Las cuatro personas a su lado formaban una barrera férrea como los Cuatro King Kongs, impenetrable y tan sólida como una fortaleza.

Chen Fengnan no se había convertido en un titiritero en la sombra; desde que asumió su cargo, se encargaba personalmente de los asuntos importantes.

En este mundo, tenía tantos amigos como enemigos.

Algunos lo veían como un dios de la riqueza, ¡mientras que otros no deseaban nada más que matarlo rápidamente!

La razón por la que, a pesar de exponerse a la vista de los demás, había permanecido ileso a lo largo de los años no era solo por los Protectores que lo vigilaban en secreto, sino también por los cuatro individuos que estaban a su lado.

De los cuatro, tres eran hombres y una era mujer; eran los escudos de mayor confianza de Chen Fengnan.

Desde la salida del canal VIP hasta una amplia zona que conducía al exterior del aeropuerto, no había nadie más, y la seguridad ya estaba en alerta máxima, con agentes del SWAT ayudando visiblemente.

Especialmente fuera del aeropuerto, donde el SWAT solía estar de servicio, pero hoy se habían desplegado fuerzas policiales adicionales.

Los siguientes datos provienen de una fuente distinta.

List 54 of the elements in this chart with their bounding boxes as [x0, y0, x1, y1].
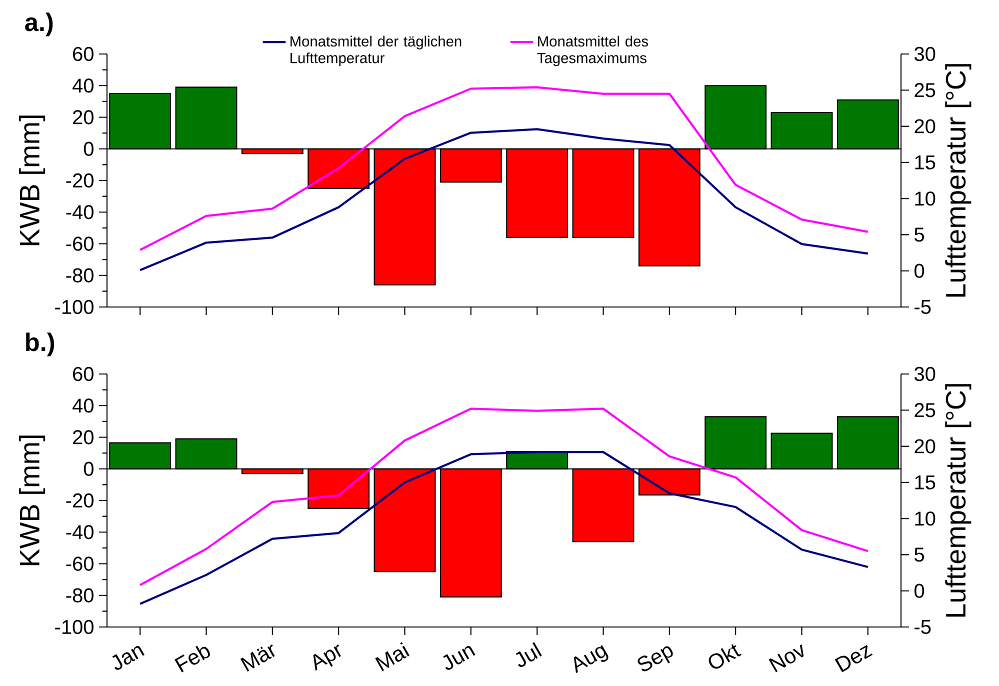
- x-tick-label: Jul: [516, 642, 542, 667]
- y2-tick-label: 15: [915, 475, 936, 490]
- y-tick-label: 20: [73, 430, 94, 444]
- x-tick-label: Okt: [708, 644, 742, 669]
- y-tick-label: -60: [66, 236, 94, 251]
- y-tick-label: 60: [73, 46, 94, 62]
- x-tick-label: Nov: [768, 644, 804, 672]
- y-tick-label: -60: [66, 556, 94, 571]
- y2-tick-label: 30: [914, 46, 936, 62]
- y2-tick-label: 5: [914, 228, 924, 242]
- y-tick-label: -100: [55, 620, 94, 634]
- y-tick-label: 0: [84, 142, 94, 156]
- y-tick-label: -40: [66, 205, 94, 220]
- x-tick-label: Mai: [375, 642, 410, 672]
- y-tick-label: 20: [73, 110, 94, 124]
- y-tick-label: 60: [73, 366, 94, 382]
- y-tick-label: 0: [84, 462, 94, 476]
- y2-tick-label: 5: [914, 548, 924, 562]
- y2-tick-label: 30: [914, 366, 936, 382]
- y-axis-title: KWB [mm]: [19, 436, 46, 566]
- y-tick-label: -20: [66, 493, 94, 508]
- y2-tick-label: -5: [914, 300, 931, 314]
- y2-tick-label: 25: [914, 403, 936, 418]
- x-tick-label: Feb: [174, 646, 210, 672]
- x-tick-label: Jan: [112, 646, 144, 670]
- y2-tick-label: 15: [915, 155, 936, 170]
- y2-tick-label: 20: [914, 119, 936, 134]
- y-tick-label: 40: [72, 78, 94, 93]
- x-tick-label: Dez: [834, 645, 873, 672]
- x-tick-label: Apr: [313, 644, 341, 671]
- x-tick-label: Mär: [240, 644, 275, 672]
- y2-tick-label: 0: [914, 584, 924, 598]
- legend-label: Monatsmittel des Tagesmaximums: [537, 36, 648, 66]
- y2-axis-title: Lufttemperatur [°C]: [945, 64, 972, 297]
- y-tick-label: -100: [55, 300, 94, 314]
- y-tick-label: -20: [66, 173, 94, 188]
- y2-tick-label: 10: [915, 511, 936, 526]
- y-tick-label: -40: [66, 525, 94, 540]
- legend-label: Monatsmittel der täglichen Lufttemperatur: [290, 36, 462, 66]
- y2-tick-label: -5: [914, 620, 931, 634]
- x-tick-label: Aug: [574, 645, 608, 674]
- x-tick-label: Sep: [638, 646, 673, 672]
- chart-title: a.): [25, 12, 53, 36]
- y2-tick-label: 10: [915, 191, 936, 206]
- y2-tick-label: 20: [914, 439, 936, 454]
- y-tick-label: 40: [72, 398, 94, 413]
- y2-tick-label: 25: [914, 83, 936, 98]
- y2-axis-title: Lufttemperatur [°C]: [945, 384, 972, 617]
- y-tick-label: -80: [66, 268, 94, 282]
- chart-title: b.): [26, 332, 54, 356]
- y-tick-label: -80: [66, 588, 94, 602]
- y2-tick-label: 0: [914, 264, 924, 278]
- x-tick-label: Jun: [443, 646, 476, 670]
- y-axis-title: KWB [mm]: [19, 116, 46, 246]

Esto era solo lo que se veía; en las sombras, había muchos más ojos que vigilaban cuidadosamente los alrededores de Chen Fengnan.

Entre ellos había gente del propio Chen Fengnan, pero aún más eran agentes enviados por el gobierno local.

Este regreso de Chen Fengnan a su tierra natal había requerido una mayor atención por parte de mucha gente.

Tal despliegue de fuerza no solo estaba justificado, sino que algunos consideraban que no era suficiente, dada la talla de Chen Fengnan; ¡ninguna protección podía considerarse excesiva, pues más vale prevenir que curar!

—Señor, el coche está listo —dijo un hombre que caminaba delante en silencio, con la mirada barriendo constantemente los alrededores, sin atreverse a descuidarse.

Para Chen Fengnan, la meticulosidad del hombre era algo que daba por sentado; asintió sin hablar mucho, mirando solo el maletín que llevaba.

Con su estatus, llevar un maletín era algo que no necesitaba hacer personalmente; podría haberlo hecho otra persona.

Este maletín era el único objeto que Chen Fengnan llevaba consigo, muy preciado para él.

Chen Fengnan no había confiado el maletín a nadie más, prefiriendo llevarlo él mismo, lo que indicaba su gran importancia.

Ni siquiera a sus cuatro socios más cercanos se les confió este maletín; solo sujetándolo él mismo se sentía tranquilo Chen Fengnan.

No era porque Chen Fengnan desconfiara de ellos; al contrario, ya lo habían salvado del peligro varias veces.

Si no podía confiar en ellos, entonces, ¿en quién podría confiar Chen Fengnan?